Macron devant les parlementaires de la majorité, avant la fusillade de Strasbourg

Souvent en première ligne, les parlementaires de la majorité, ébranlés par la crise des "gilets jaunes", ont été reçus mardi soir par Emmanuel Macron, auquel plusieurs députés reprochent un manque d'écoute, mais la rencontre a été écourtée par la fusillade de Strasbourg.

Alerté "pendant son discours", le chef de l'Etat a pris connaissance du premier bilan transmis par le chef d'état major, en a dit quelques mots puis a écourté la réunion, selon plusieurs participants.

Auparavant, le président s'était livré à un "exercice de remobilisation collective" et d'explication, voire "un examen de conscience partagé" en pleine crise des "gilets jaunes", selon plusieurs "marcheurs".

Il a souhaité une meilleure "co-construction" entre la majorité et le gouvernement, et a poussé les parlementaires, "premiers non cumulards", à aller davantage sur le terrain et en substance à ne pas se laisser "parisianiser".

"On ne peut réformer qu'avec le peuple et les corrections que j'ai faites s'inscrivent dans l'ADN d'En Marche", avec le travail qui doit payer plus, a-t-il justifié au lendemain de ses annonces aux Français, selon des propos rapportés.

Et en forme de mea culpa: "En avançant sur l'économique très rapidement à juste titre, mais en jalonnant les attentes sociales, c'était une erreur" et cela ne correspondait pas au "en même temps". C'est pourquoi "nous devons agir pour ceux qui travaillent et ne joignent pas les deux bouts".

Les "marcheurs", pour la plupart novices en politique, ont reçu de plein fouet dans leurs circonscriptions la colère des "gilets jaunes".

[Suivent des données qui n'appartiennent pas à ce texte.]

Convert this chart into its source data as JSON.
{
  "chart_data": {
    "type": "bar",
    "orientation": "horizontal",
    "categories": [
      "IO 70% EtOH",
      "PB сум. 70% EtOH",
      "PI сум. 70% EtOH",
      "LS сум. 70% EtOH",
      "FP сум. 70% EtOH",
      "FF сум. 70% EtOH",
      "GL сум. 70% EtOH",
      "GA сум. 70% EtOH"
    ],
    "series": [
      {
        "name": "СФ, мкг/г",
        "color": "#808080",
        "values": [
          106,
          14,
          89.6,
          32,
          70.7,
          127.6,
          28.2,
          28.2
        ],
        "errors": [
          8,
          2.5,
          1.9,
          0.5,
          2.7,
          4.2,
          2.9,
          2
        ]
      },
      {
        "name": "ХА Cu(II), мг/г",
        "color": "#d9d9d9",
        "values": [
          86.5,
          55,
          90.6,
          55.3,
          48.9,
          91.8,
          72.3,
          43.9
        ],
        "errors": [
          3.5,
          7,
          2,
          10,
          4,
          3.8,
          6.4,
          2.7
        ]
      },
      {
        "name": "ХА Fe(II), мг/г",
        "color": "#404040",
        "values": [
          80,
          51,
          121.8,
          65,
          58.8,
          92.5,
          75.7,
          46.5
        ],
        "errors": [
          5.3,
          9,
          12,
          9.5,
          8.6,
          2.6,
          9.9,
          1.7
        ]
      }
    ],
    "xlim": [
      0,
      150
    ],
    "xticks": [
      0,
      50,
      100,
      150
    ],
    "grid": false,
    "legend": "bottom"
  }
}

Plusieurs permanences vandalisées, quelques domiciles approchés par des manifestants, une élue affirmant ne pouvoir sortir sans un gendarme à ses côtés... Pire: une balle reçue par Benoit Potterie avec ce message: "La prochaine fois, tu la prends entre les deux yeux".

- Parlementaires "éprouvés" -

"Ces actes criminels ne doivent pas nous faire céder à la peur, à la surenchère ou à la confusion", a affirmé mardi dans l'hémicycle la députée de Dordogne Jacqueline Dubois, dont le véhicule et celui de son mari sont partis en fumée samedi. Edouard Philippe a condamné des actes "gravissimes".

Le rendez-vous à l'Élysée avec les 370 parlementaires LREM et MoDem, pas rencontrés collectivement depuis l'affaire Benalla, devait permettre de réconforter des élus "très éprouvés" et la réunion, prévue de longue date, devait avoir "une dimension à la fois politique et psychologique", selon l'entourage du président.

La réunion de groupe hebdomadaire, dans la matinée, a donné lieu à une "discussion franche" et l'ensemble du groupe est tombé d'accord sur le fait "qu'il est nécessaire d'impliquer davantage les députés dans le processus de décision", selon un participant.

"Beaucoup de députés ont exprimé leurs difficultés actuelles, l'impression de ne pas avoir été assez entendus", d'après Matthieu Orphelin, selon qui "beaucoup ont (aussi) demandé à porter des options politiques, ce qui nous a sans doute manqué dans les 18 premiers mois".

Yves Daniel, issu des rangs socialistes, a plaidé devant ses pairs pour qu'il n'y ait pas de "rupture de chaîne" d'information comme sous le précédent quinquennat, des élus de terrain jusqu'au président: "Le président du groupe doit mettre de l'huile dans les rouages".

Natalia Pouzyreff s'est étonnée que les parlementaires LREM n'aient pas été reçus jusqu'alors à l'Élysée, contrairement à des maires des Yvelines vendredi, emmenés par Karl Olive (LR). Mais il y a une "crise de confiance" avec les maires, pas avec les députés, lui a rétorqué une collègue.

Le patron du groupe majoritaire Gilles Le Gendre a lui assuré qu'ils auraient "un rôle essentiel" à jouer, notamment dans la concertation sur les territoires. Marie Guévenoux et Eric Bothorel ont été désignés pilotes il y a une semaine déjà.

"Les annonces faites hier (lundi) sont maintenant nos annonces. Nous devons les porter et les défendre", a souligné auprès de l'AFP Adrien Taquet (Hauts-de-Seine), tandis qu'un autre pointait une certaine "immaturité" chez certains macronistes, manquant de sens politique.